Coffee helps boost Ethiopia exports to $2 bln: minister

ADDIS ABABA (Reuters) - Resurgent coffee sales and diversification into other products lifted Ethiopia’s exports to a record $2 billion in 2009/2010 from $1.5 billion in the previous year, the trade ministry told Reuters on Friday.

A farmer sews a bag filled with dried arabic coffee beans at a coffee cooperative in Peru's central jungle city of Chanchamayo, August 11, 2008. REUTERS/Enrique Castro-Mendivil

“Coffee has bounced back to $528 million this year,” trade ministry spokesman, Amakale Yimam, told Reuters.

Ethiopia’s export total fell well short of the $2.9 billion predicted by Minister of Trade, Girma Birru, in an interview with Reuters in November.

But Amakale said the Horn of Africa nation projected $3 billion in export revenue for 2010/2011 based on growth in new export commodities.

“Diversification has also helped our exports,” Amakale said. “We’re going to make more money from leather products and vegetables and flowers ... So we’re confident we can make $3 billion.”

In 2008/2009 (June/July), coffee earnings in Africa’s biggest coffee exporter slumped to just $375.8 million after bad weather obliterated entire crops in some growing zones.

Exports last year were also shaken by Japan’s insistence on testing beans on arrival after it found some were contaminated with pesticides. Japan, which buys almost 20 percent of Ethiopia’s beans, has resumed imports.

Ethiopia prides itself on being the birthplace of coffee. Some 15 million smallholder farmers grow the crop, mostly in forested highlands in the west of the country.

Coffee accounted for some 60 percent of Ethiopia’s foreign exchange revenue in the 2007/2008 season, when it earned more than $525 million in export revenue.

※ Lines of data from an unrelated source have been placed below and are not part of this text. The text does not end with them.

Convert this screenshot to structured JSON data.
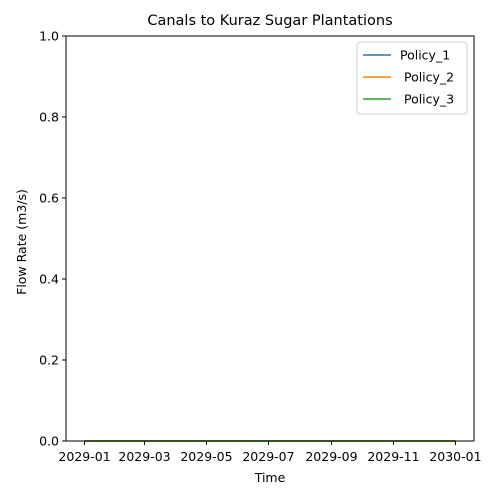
{
  "chart_data": {
    "type": "line",
    "title": "Canals to Kuraz Sugar Plantations",
    "xlabel": "Time",
    "ylabel": "Flow Rate (m3/s)",
    "x_ticks": [
      "2029-01",
      "2029-03",
      "2029-05",
      "2029-07",
      "2029-09",
      "2029-11",
      "2030-01"
    ],
    "x_range": [
      "2029-01-01",
      "2030-01-01"
    ],
    "ylim": [
      0,
      1
    ],
    "y_ticks": [
      "0.0",
      "0.2",
      "0.4",
      "0.6",
      "0.8",
      "1.0"
    ],
    "grid": false,
    "legend_position": "top-right",
    "series": [
      {
        "name": "Policy_1",
        "color": "#1f77b4",
        "x": [
          "2029-01-01",
          "2030-01-01"
        ],
        "y": [
          0,
          0
        ]
      },
      {
        "name": " Policy_2",
        "color": "#ff7f0e",
        "x": [
          "2029-01-01",
          "2030-01-01"
        ],
        "y": [
          0,
          0
        ]
      },
      {
        "name": " Policy_3",
        "color": "#2ca02c",
        "x": [
          "2029-01-01",
          "2030-01-01"
        ],
        "y": [
          0,
          0
        ]
      }
    ]
  }
}
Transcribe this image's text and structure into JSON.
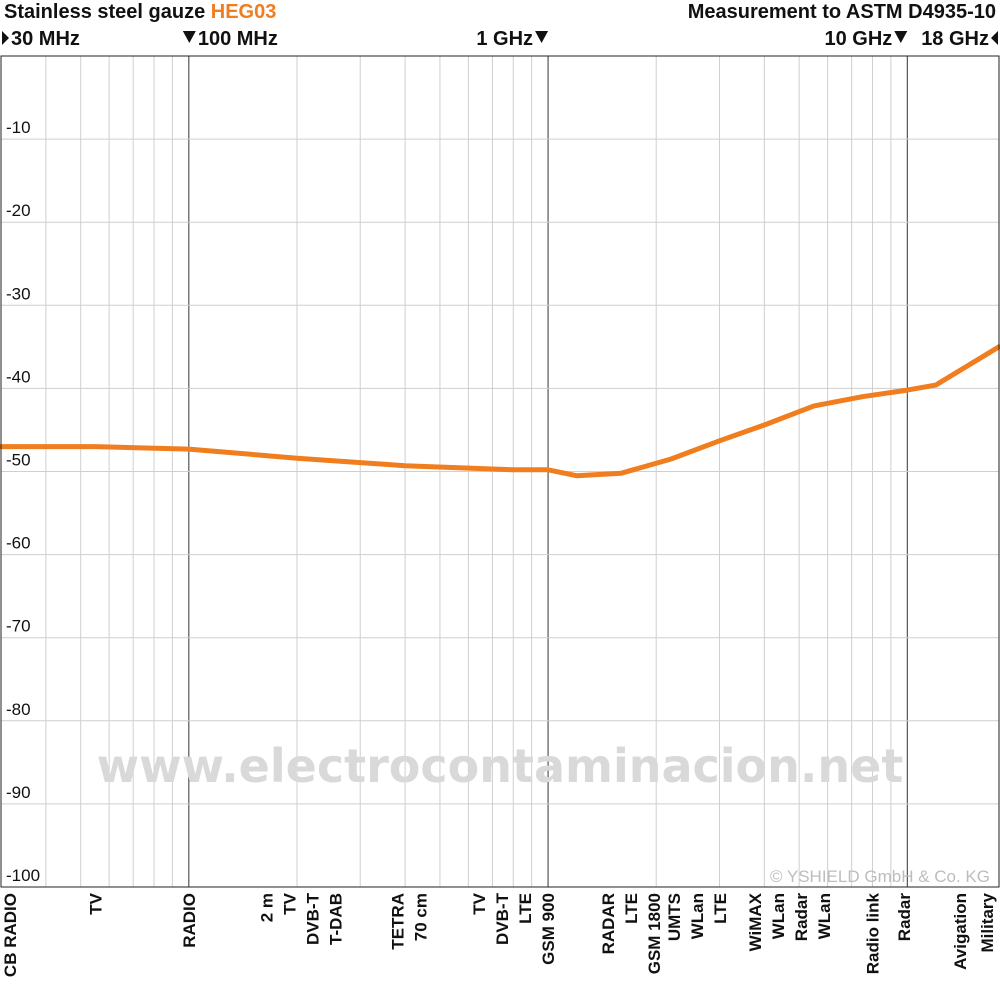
{
  "header": {
    "title_prefix": "Stainless steel gauze",
    "title_product": "HEG03",
    "standard": "Measurement to ASTM D4935-10",
    "product_color": "#f07d1e"
  },
  "frequency_markers": [
    {
      "label": "30 MHz",
      "freq_mhz": 30,
      "icon": "triangle-right-icon"
    },
    {
      "label": "100 MHz",
      "freq_mhz": 100,
      "icon": "triangle-down-icon"
    },
    {
      "label": "1 GHz",
      "freq_mhz": 1000,
      "icon": "triangle-down-icon"
    },
    {
      "label": "10 GHz",
      "freq_mhz": 10000,
      "icon": "triangle-down-icon"
    },
    {
      "label": "18 GHz",
      "freq_mhz": 18000,
      "icon": "triangle-left-icon"
    }
  ],
  "watermark": "www.electrocontaminacion.net",
  "copyright": "© YSHIELD GmbH & Co. KG",
  "band_labels": [
    {
      "lines": [
        "CB RADIO"
      ],
      "freq_mhz": 30
    },
    {
      "lines": [
        "TV"
      ],
      "freq_mhz": 55
    },
    {
      "lines": [
        "RADIO"
      ],
      "freq_mhz": 100
    },
    {
      "lines": [
        "2 m",
        "TV",
        "DVB-T",
        "T-DAB"
      ],
      "freq_mhz": 205
    },
    {
      "lines": [
        "TETRA",
        "70 cm"
      ],
      "freq_mhz": 410
    },
    {
      "lines": [
        "TV",
        "DVB-T",
        "LTE",
        "GSM 900"
      ],
      "freq_mhz": 800
    },
    {
      "lines": [
        "RADAR",
        "LTE",
        "GSM 1800"
      ],
      "freq_mhz": 1700
    },
    {
      "lines": [
        "UMTS",
        "WLan",
        "LTE"
      ],
      "freq_mhz": 2600
    },
    {
      "lines": [
        "WiMAX",
        "WLan",
        "Radar",
        "WLan"
      ],
      "freq_mhz": 4700
    },
    {
      "lines": [
        "Radio link"
      ],
      "freq_mhz": 8000
    },
    {
      "lines": [
        "Radar"
      ],
      "freq_mhz": 9800
    },
    {
      "lines": [
        "Avigation"
      ],
      "freq_mhz": 14000
    },
    {
      "lines": [
        "Military"
      ],
      "freq_mhz": 17000
    }
  ],
  "chart_data": {
    "type": "line",
    "title": "Stainless steel gauze HEG03",
    "subtitle": "Measurement to ASTM D4935-10",
    "xlabel": "",
    "ylabel": "",
    "x_scale": "log",
    "xlim": [
      30,
      18000
    ],
    "ylim": [
      -100,
      0
    ],
    "yticks": [
      -10,
      -20,
      -30,
      -40,
      -50,
      -60,
      -70,
      -80,
      -90,
      -100
    ],
    "ytick_labels": [
      "-10",
      "-20",
      "-30",
      "-40",
      "-50",
      "-60",
      "-70",
      "-80",
      "-90",
      "-100"
    ],
    "grid": true,
    "series": [
      {
        "color": "#f07d1e",
        "x": [
          30,
          55,
          100,
          200,
          400,
          800,
          1000,
          1200,
          1600,
          2200,
          3000,
          4000,
          5500,
          7500,
          10000,
          12000,
          18000
        ],
        "y": [
          -47,
          -47,
          -47.3,
          -48.4,
          -49.3,
          -49.8,
          -49.8,
          -50.5,
          -50.2,
          -48.5,
          -46.3,
          -44.4,
          -42.1,
          -41,
          -40.2,
          -39.6,
          -35
        ]
      }
    ]
  }
}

Despite the rebound, coffee exports amounted to little more than a quarter of the total in 2009/2010, the figures showed.

Flower exports accounted for $158 million in 2009/2010, an increase of 20.9 percent, Amakale said. Vegetable exports were just $32 million, but the sector is seen by the government as an industry with strong potential growth.

Ethiopia’s exports were also boosted in 2009/2010 by growing sesame exports and by buoyant foreign sales of a narcotic leaf known as khat, Amakale said.

Ethiopia this year earned $209 million from khat, a 50 percent increase on 2008/2009, and $129 million from sesame — a boost of 30 percent. Ethiopia is the world’s fourth-largest sesame exporter after China, India and Myanmar.

Gold exports tripled to $300 million dollars in 2009/2010, Amakale said.

The country has made $450.5 million from about 48 tonnes of gold exports in the last 10 years, according to the central National Bank of Ethiopia.

The only export commodity that showed a fall in revenue was leather.

“We earned $56.5 million from leather this year, which was a 25 percent decrease,” Amakale said. “But that is because we are in a transition phase, trying to move from exporting raw material to finished goods like handbags and shoes.”

The Ethiopian government predicts growth of about 10 percent for 2010/2011. The International Monetary Fund says the economy will grow by 7 percent.